Let’s Talk About the Numbers

Rationing fluctuated through out the war; what was rationed, how much you received, etc.  For the purposes of this exercise, I consulted We’ll Eat Again by Marguerite Patten.  Marguerite Patten was instrumental in keeping up morale in times of austerity, by helping produce new and innovative ways to live off of less.  In We’ll Eat Again (to which I always have to add “don’t know where don’t know when), Mrs.
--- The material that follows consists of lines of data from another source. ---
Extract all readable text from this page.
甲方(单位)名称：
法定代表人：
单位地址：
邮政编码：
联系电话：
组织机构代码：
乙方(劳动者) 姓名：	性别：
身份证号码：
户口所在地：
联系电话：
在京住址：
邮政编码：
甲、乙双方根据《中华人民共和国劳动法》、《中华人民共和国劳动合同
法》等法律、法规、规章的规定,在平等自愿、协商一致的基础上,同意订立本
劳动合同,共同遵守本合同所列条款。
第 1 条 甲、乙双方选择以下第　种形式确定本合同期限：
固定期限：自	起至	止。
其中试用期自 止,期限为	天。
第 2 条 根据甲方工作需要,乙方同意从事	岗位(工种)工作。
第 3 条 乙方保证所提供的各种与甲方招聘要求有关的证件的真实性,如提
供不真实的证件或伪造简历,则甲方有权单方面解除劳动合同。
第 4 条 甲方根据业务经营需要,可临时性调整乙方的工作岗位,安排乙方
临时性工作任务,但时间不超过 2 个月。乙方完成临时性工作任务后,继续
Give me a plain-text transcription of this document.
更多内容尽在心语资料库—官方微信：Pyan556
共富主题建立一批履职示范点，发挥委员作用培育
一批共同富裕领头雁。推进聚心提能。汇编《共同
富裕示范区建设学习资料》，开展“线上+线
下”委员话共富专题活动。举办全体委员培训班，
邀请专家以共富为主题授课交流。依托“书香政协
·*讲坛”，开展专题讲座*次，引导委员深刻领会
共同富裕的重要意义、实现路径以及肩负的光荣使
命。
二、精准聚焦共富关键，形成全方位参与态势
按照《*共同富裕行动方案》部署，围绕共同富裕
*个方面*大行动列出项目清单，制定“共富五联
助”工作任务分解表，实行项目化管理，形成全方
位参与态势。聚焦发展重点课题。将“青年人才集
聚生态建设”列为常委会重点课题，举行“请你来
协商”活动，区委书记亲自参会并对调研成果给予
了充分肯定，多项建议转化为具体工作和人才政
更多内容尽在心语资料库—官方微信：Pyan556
Patten outlined what rations were average time, roughly what rations were in April of 1945 according to the Imperial War Museum’s book Home Front Handbook (the chart handily uploaded onto Wikipedia.)

When rationing was implemented in January of 1940, affected foods were butter, bacon, and sugar.  Meat, tea, jam, biscuits, cereals, cheese, eggs, lard, milk, and tinned and dried fruit soon followed.  Eventually by 1942, all foods except bread and vegetables were rationed.  Vegetables were subject to availability.  

Armed with this knowledge, the Fella and I laid out the ground rules.  He is allowed to have coffee at work, we will drink tea at home.  Coffee was not rationed, but it was very hard to get.  However, I don’t want the Fella to mutiny on day one, so coffee at work. 

Our vegetables will be based on seasonal availability.  For the items like milk, meat, and cheese, which had changes in the amounts available, we will use a percentage based chart that we are working on to reflect the tenuousness of the food supply at the time.

In the spirit of the exercise, we will start putting out our victory garden in January although I daresay we won’t be reaping the bounty in time for this experiment.